6.1 Introduction to Trees

While the List abstract data type is extremely common and useful, not all data has a natural linear order. Family trees, corporate organization charts, classification schemes like “Kingdom, Phylum, etc.” and even file storage on computers all follow a hierarchical structure, in which each entity is linked to multiple entities “below” it.

In computer science, we use a tree data structure to represent this type of data. Trees are a recursive data structure, with the following definition: A tree is eitherNote the similarity between this definition and the one for nested lists.

empty, or
has a root value connected to any number of other trees, called the subtrees of the tree.

We generally draw the root at the top of the tree; the rest of the tree consists of subtrees that are attached to the root. Note that a tree can contain a root value but not have any subtrees: this occurs in a tree that contains just a single item.

Tree Terminology

Tree diagram

A tree is either empty or non-empty. Every non-empty tree has a root, which is connected to zero or more subtrees. Because subtrees are themselves trees, each one has its own subtrees. This sometimes leads to confusion! The term “subtree” is always relative to an outer tree, where each subtree is connected to the root of that outer tree. The root value of the above tree is labeled A; it is connected to three subtrees.

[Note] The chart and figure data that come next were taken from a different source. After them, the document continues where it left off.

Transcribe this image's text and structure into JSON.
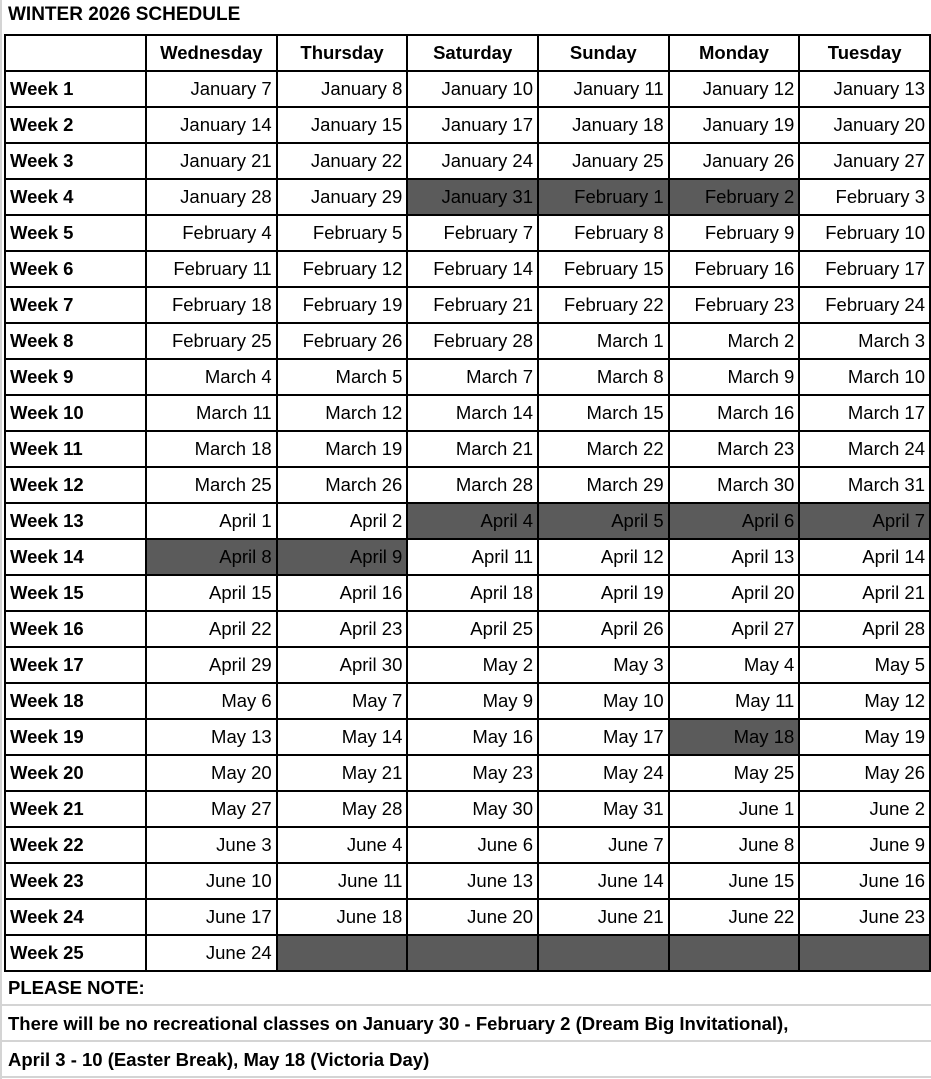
{
  "title": "WINTER 2026 SCHEDULE",
  "colors": {
    "closed": "#5b5b5b",
    "border": "#000000"
  },
  "days": [
    "Wednesday",
    "Thursday",
    "Saturday",
    "Sunday",
    "Monday",
    "Tuesday"
  ],
  "weeks": [
    {
      "label": "Week 1",
      "dates": [
        "January 7",
        "January 8",
        "January 10",
        "January 11",
        "January 12",
        "January 13"
      ],
      "closed": []
    },
    {
      "label": "Week 2",
      "dates": [
        "January 14",
        "January 15",
        "January 17",
        "January 18",
        "January 19",
        "January 20"
      ],
      "closed": []
    },
    {
      "label": "Week 3",
      "dates": [
        "January 21",
        "January 22",
        "January 24",
        "January 25",
        "January 26",
        "January 27"
      ],
      "closed": []
    },
    {
      "label": "Week 4",
      "dates": [
        "January 28",
        "January 29",
        "January 31",
        "February 1",
        "February 2",
        "February 3"
      ],
      "closed": [
        2,
        3,
        4
      ]
    },
    {
      "label": "Week 5",
      "dates": [
        "February 4",
        "February 5",
        "February 7",
        "February 8",
        "February 9",
        "February 10"
      ],
      "closed": []
    },
    {
      "label": "Week 6",
      "dates": [
        "February 11",
        "February 12",
        "February 14",
        "February 15",
        "February 16",
        "February 17"
      ],
      "closed": []
    },
    {
      "label": "Week 7",
      "dates": [
        "February 18",
        "February 19",
        "February 21",
        "February 22",
        "February 23",
        "February 24"
      ],
      "closed": []
    },
    {
      "label": "Week 8",
      "dates": [
        "February 25",
        "February 26",
        "February 28",
        "March 1",
        "March 2",
        "March 3"
      ],
      "closed": []
    },
    {
      "label": "Week 9",
      "dates": [
        "March 4",
        "March 5",
        "March 7",
        "March 8",
        "March 9",
        "March 10"
      ],
      "closed": []
    },
    {
      "label": "Week 10",
      "dates": [
        "March 11",
        "March 12",
        "March 14",
        "March 15",
        "March 16",
        "March 17"
      ],
      "closed": []
    },
    {
      "label": "Week 11",
      "dates": [
        "March 18",
        "March 19",
        "March 21",
        "March 22",
        "March 23",
        "March 24"
      ],
      "closed": []
    },
    {
      "label": "Week 12",
      "dates": [
        "March 25",
        "March 26",
        "March 28",
        "March 29",
        "March 30",
        "March 31"
      ],
      "closed": []
    },
    {
      "label": "Week 13",
      "dates": [
        "April 1",
        "April 2",
        "April 4",
        "April 5",
        "April 6",
        "April 7"
      ],
      "closed": [
        2,
        3,
        4,
        5
      ]
    },
    {
      "label": "Week 14",
      "dates": [
        "April 8",
        "April 9",
        "April 11",
        "April 12",
        "April 13",
        "April 14"
      ],
      "closed": [
        0,
        1
      ]
    },
    {
      "label": "Week 15",
      "dates": [
        "April 15",
        "April 16",
        "April 18",
        "April 19",
        "April 20",
        "April 21"
      ],
      "closed": []
    },
    {
      "label": "Week 16",
      "dates": [
        "April 22",
        "April 23",
        "April 25",
        "April 26",
        "April 27",
        "April 28"
      ],
      "closed": []
    },
    {
      "label": "Week 17",
      "dates": [
        "April 29",
        "April 30",
        "May 2",
        "May 3",
        "May 4",
        "May 5"
      ],
      "closed": []
    },
    {
      "label": "Week 18",
      "dates": [
        "May 6",
        "May 7",
        "May 9",
        "May 10",
        "May 11",
        "May 12"
      ],
      "closed": []
    },
    {
      "label": "Week 19",
      "dates": [
        "May 13",
        "May 14",
        "May 16",
        "May 17",
        "May 18",
        "May 19"
      ],
      "closed": [
        4
      ]
    },
    {
      "label": "Week 20",
      "dates": [
        "May 20",
        "May 21",
        "May 23",
        "May 24",
        "May 25",
        "May 26"
      ],
      "closed": []
    },
    {
      "label": "Week 21",
      "dates": [
        "May 27",
        "May 28",
        "May 30",
        "May 31",
        "June 1",
        "June 2"
      ],
      "closed": []
    },
    {
      "label": "Week 22",
      "dates": [
        "June 3",
        "June 4",
        "June 6",
        "June 7",
        "June 8",
        "June 9"
      ],
      "closed": []
    },
    {
      "label": "Week 23",
      "dates": [
        "June 10",
        "June 11",
        "June 13",
        "June 14",
        "June 15",
        "June 16"
      ],
      "closed": []
    },
    {
      "label": "Week 24",
      "dates": [
        "June 17",
        "June 18",
        "June 20",
        "June 21",
        "June 22",
        "June 23"
      ],
      "closed": []
    },
    {
      "label": "Week 25",
      "dates": [
        "June 24",
        "",
        "",
        "",
        "",
        ""
      ],
      "closed": [
        1,
        2,
        3,
        4,
        5
      ]
    }
  ],
  "notes": {
    "heading": "PLEASE NOTE:",
    "line1": "There will be no recreational classes on January 30 - February 2 (Dream Big Invitational),",
    "line2": "April 3 - 10 (Easter Break), May 18 (Victoria Day)"
  }
}
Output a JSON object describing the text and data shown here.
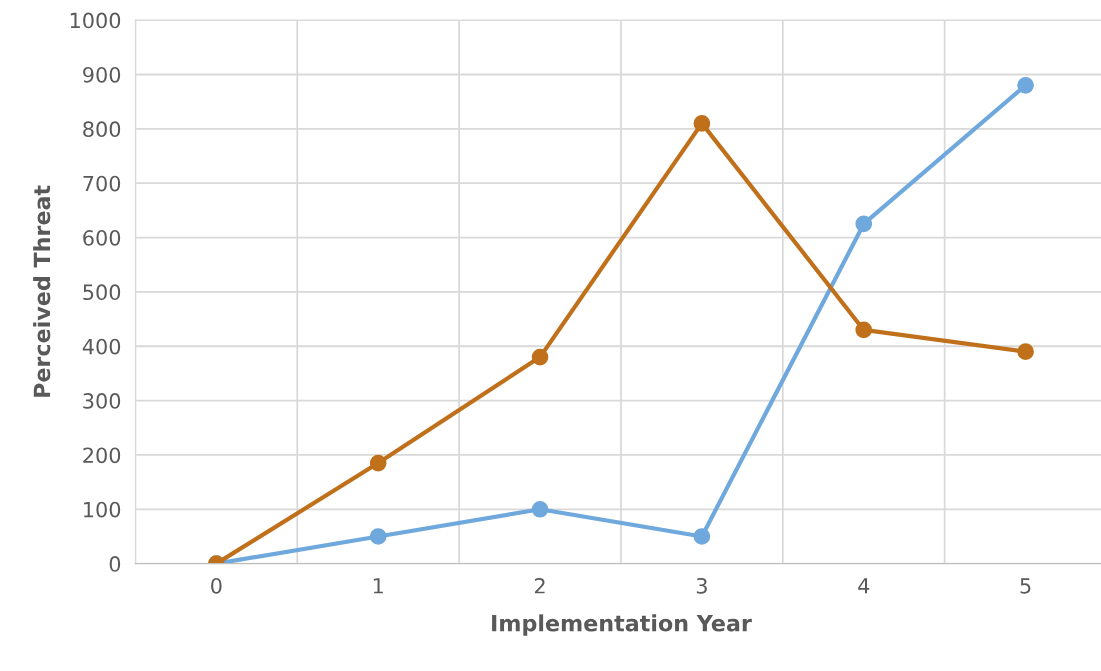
{
  "chart_data": {
    "type": "line",
    "xlabel": "Implementation Year",
    "ylabel": "Perceived Threat",
    "categories": [
      "0",
      "1",
      "2",
      "3",
      "4",
      "5"
    ],
    "series": [
      {
        "color": "#6fa8dc",
        "values": [
          0,
          50,
          100,
          50,
          625,
          880
        ]
      },
      {
        "color": "#c0701a",
        "values": [
          0,
          185,
          380,
          810,
          430,
          390
        ]
      }
    ],
    "ylim": [
      0,
      1000
    ],
    "yticks": [
      0,
      100,
      200,
      300,
      400,
      500,
      600,
      700,
      800,
      900,
      1000
    ],
    "grid": true,
    "marker": "circle",
    "line_style": "solid"
  }
}
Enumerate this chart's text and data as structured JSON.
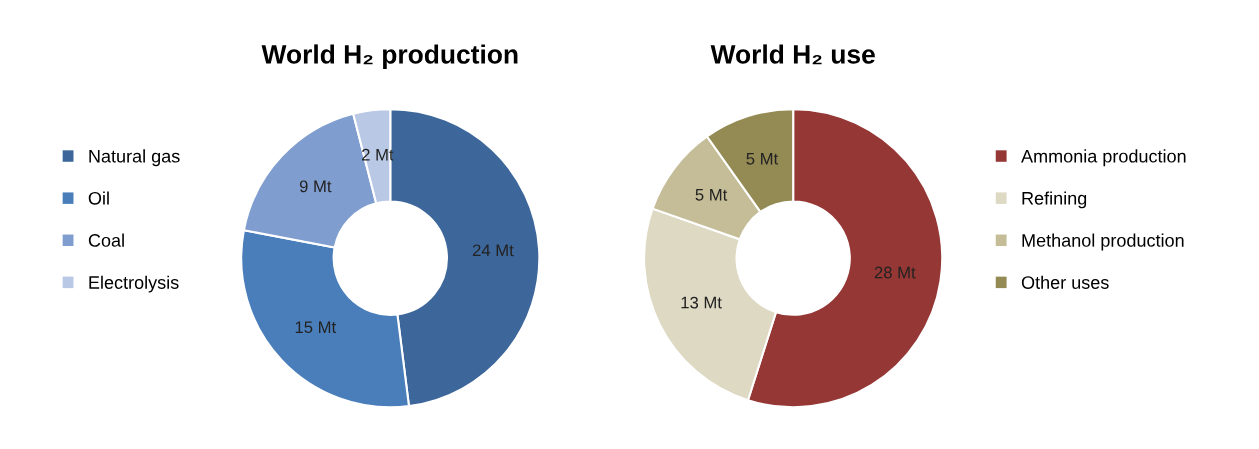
{
  "chart_data": [
    {
      "type": "donut",
      "title": "World H₂ production",
      "categories": [
        "Natural gas",
        "Oil",
        "Coal",
        "Electrolysis"
      ],
      "values": [
        24,
        15,
        9,
        2
      ],
      "colors": [
        "#3d679b",
        "#4a7ebb",
        "#809dcf",
        "#b9c8e5"
      ],
      "value_labels": [
        "24 Mt",
        "15 Mt",
        "9 Mt",
        "2 Mt"
      ],
      "legend": "left"
    },
    {
      "type": "donut",
      "title": "World H₂ use",
      "categories": [
        "Ammonia production",
        "Refining",
        "Methanol production",
        "Other uses"
      ],
      "values": [
        28,
        13,
        5,
        5
      ],
      "colors": [
        "#953735",
        "#ddd9c3",
        "#c4bd97",
        "#948a54"
      ],
      "value_labels": [
        "28 Mt",
        "13 Mt",
        "5 Mt",
        "5 Mt"
      ],
      "legend": "right"
    }
  ]
}
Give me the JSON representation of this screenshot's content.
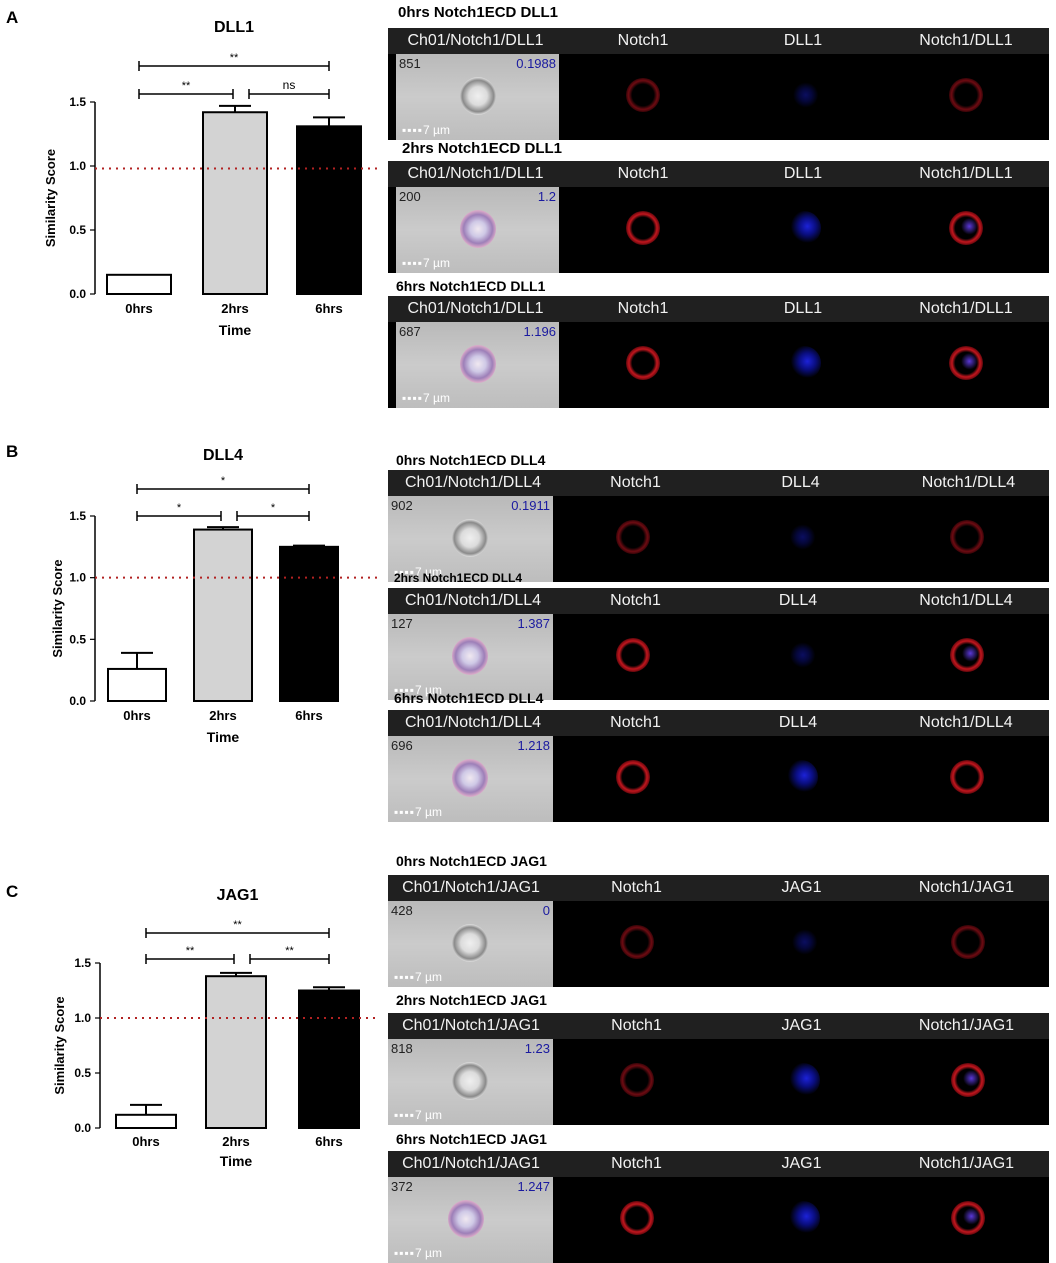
{
  "panels": [
    {
      "letter": "A",
      "title": "DLL1",
      "xlabel": "Time",
      "ylabel": "Similarity Score",
      "sig": [
        {
          "label": "**"
        },
        {
          "label": "**"
        },
        {
          "label": "ns"
        }
      ],
      "strips": [
        {
          "title": "0hrs Notch1ECD DLL1",
          "obj": "851",
          "score": "0.1988",
          "h1": "Ch01/Notch1/DLL1",
          "h2": "Notch1",
          "h3": "DLL1",
          "h4": "Notch1/DLL1",
          "scale": "7 µm"
        },
        {
          "title": "2hrs Notch1ECD DLL1",
          "obj": "200",
          "score": "1.2",
          "h1": "Ch01/Notch1/DLL1",
          "h2": "Notch1",
          "h3": "DLL1",
          "h4": "Notch1/DLL1",
          "scale": "7 µm"
        },
        {
          "title": "6hrs Notch1ECD DLL1",
          "obj": "687",
          "score": "1.196",
          "h1": "Ch01/Notch1/DLL1",
          "h2": "Notch1",
          "h3": "DLL1",
          "h4": "Notch1/DLL1",
          "scale": "7 µm"
        }
      ]
    },
    {
      "letter": "B",
      "title": "DLL4",
      "xlabel": "Time",
      "ylabel": "Similarity Score",
      "sig": [
        {
          "label": "*"
        },
        {
          "label": "*"
        },
        {
          "label": "*"
        }
      ],
      "strips": [
        {
          "title": "0hrs Notch1ECD DLL4",
          "obj": "902",
          "score": "0.1911",
          "h1": "Ch01/Notch1/DLL4",
          "h2": "Notch1",
          "h3": "DLL4",
          "h4": "Notch1/DLL4",
          "scale": "7 µm"
        },
        {
          "title": "2hrs Notch1ECD DLL4",
          "obj": "127",
          "score": "1.387",
          "h1": "Ch01/Notch1/DLL4",
          "h2": "Notch1",
          "h3": "DLL4",
          "h4": "Notch1/DLL4",
          "scale": "7 µm"
        },
        {
          "title": "6hrs Notch1ECD DLL4",
          "obj": "696",
          "score": "1.218",
          "h1": "Ch01/Notch1/DLL4",
          "h2": "Notch1",
          "h3": "DLL4",
          "h4": "Notch1/DLL4",
          "scale": "7 µm"
        }
      ]
    },
    {
      "letter": "C",
      "title": "JAG1",
      "xlabel": "Time",
      "ylabel": "Similarity Score",
      "sig": [
        {
          "label": "**"
        },
        {
          "label": "**"
        },
        {
          "label": "**"
        }
      ],
      "strips": [
        {
          "title": "0hrs Notch1ECD JAG1",
          "obj": "428",
          "score": "0",
          "h1": "Ch01/Notch1/JAG1",
          "h2": "Notch1",
          "h3": "JAG1",
          "h4": "Notch1/JAG1",
          "scale": "7 µm"
        },
        {
          "title": "2hrs Notch1ECD JAG1",
          "obj": "818",
          "score": "1.23",
          "h1": "Ch01/Notch1/JAG1",
          "h2": "Notch1",
          "h3": "JAG1",
          "h4": "Notch1/JAG1",
          "scale": "7 µm"
        },
        {
          "title": "6hrs Notch1ECD JAG1",
          "obj": "372",
          "score": "1.247",
          "h1": "Ch01/Notch1/JAG1",
          "h2": "Notch1",
          "h3": "JAG1",
          "h4": "Notch1/JAG1",
          "scale": "7 µm"
        }
      ]
    }
  ],
  "chart_data": [
    {
      "type": "bar",
      "title": "DLL1",
      "xlabel": "Time",
      "ylabel": "Similarity Score",
      "categories": [
        "0hrs",
        "2hrs",
        "6hrs"
      ],
      "values": [
        0.15,
        1.42,
        1.31
      ],
      "errors": [
        0,
        0.05,
        0.07
      ],
      "bar_colors": [
        "#ffffff",
        "#d3d3d3",
        "#000000"
      ],
      "ylim": [
        0,
        1.5
      ],
      "yticks": [
        "0.0",
        "0.5",
        "1.0",
        "1.5"
      ],
      "reference_line": 0.98,
      "reference_color": "#b22222",
      "comparisons": [
        {
          "from": "0hrs",
          "to": "6hrs",
          "label": "**"
        },
        {
          "from": "0hrs",
          "to": "2hrs",
          "label": "**"
        },
        {
          "from": "2hrs",
          "to": "6hrs",
          "label": "ns"
        }
      ]
    },
    {
      "type": "bar",
      "title": "DLL4",
      "xlabel": "Time",
      "ylabel": "Similarity Score",
      "categories": [
        "0hrs",
        "2hrs",
        "6hrs"
      ],
      "values": [
        0.26,
        1.39,
        1.25
      ],
      "errors": [
        0.13,
        0.02,
        0.01
      ],
      "bar_colors": [
        "#ffffff",
        "#d3d3d3",
        "#000000"
      ],
      "ylim": [
        0,
        1.5
      ],
      "yticks": [
        "0.0",
        "0.5",
        "1.0",
        "1.5"
      ],
      "reference_line": 1.0,
      "reference_color": "#b22222",
      "comparisons": [
        {
          "from": "0hrs",
          "to": "6hrs",
          "label": "*"
        },
        {
          "from": "0hrs",
          "to": "2hrs",
          "label": "*"
        },
        {
          "from": "2hrs",
          "to": "6hrs",
          "label": "*"
        }
      ]
    },
    {
      "type": "bar",
      "title": "JAG1",
      "xlabel": "Time",
      "ylabel": "Similarity Score",
      "categories": [
        "0hrs",
        "2hrs",
        "6hrs"
      ],
      "values": [
        0.12,
        1.38,
        1.25
      ],
      "errors": [
        0.09,
        0.03,
        0.03
      ],
      "bar_colors": [
        "#ffffff",
        "#d3d3d3",
        "#000000"
      ],
      "ylim": [
        0,
        1.5
      ],
      "yticks": [
        "0.0",
        "0.5",
        "1.0",
        "1.5"
      ],
      "reference_line": 1.0,
      "reference_color": "#b22222",
      "comparisons": [
        {
          "from": "0hrs",
          "to": "6hrs",
          "label": "**"
        },
        {
          "from": "0hrs",
          "to": "2hrs",
          "label": "**"
        },
        {
          "from": "2hrs",
          "to": "6hrs",
          "label": "**"
        }
      ]
    }
  ]
}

The size of a tree is the number of values in the tree. What’s the relationship between the size of a tree and the size of its subtrees?

A leaf is a value with no subtrees. The leaves of the above tree are labeled E, F, G, J, and I. What’s the relationship between the number of leaves of a tree and the number of leaves of its subtrees?

The height of a tree is the length of the longest path from its root to one of its leaves, counting the number of values on the path. The height of the above tree is 4. What’s the relationship between the height of a tree and the heights of its subtrees?

The children of a value are all values directly connected underneath that value. The children of A are B, C, and D. Note that the number of children of a value is equal to the number of its subtrees, but that these two concepts are quite different. The descendants of a value are its children, the children of its children, etc. This can be defined recursively as “the descendants of a value are its children, and the descendants of its children.” What’s the relationship between the number of descendants of a value and the number of descendants of its children?

Similarly, the parent of a tree value is the value immediately above and connected to it; each value in a tree has exactly one parent, except the root, which has no parent. The ancestors of a value are its parent, the parent of its parent, etc. This too can be defined recursively: “the ancestors of a value are its parent, and the ancestors of its parent.”

Note: sometimes, it will be convenient to say that descendants/ancestors of a value include the value itself; we’ll make it explicit whether to include the node or not when it comes up. Note that a value is never a child of itself, nor a parent of itself.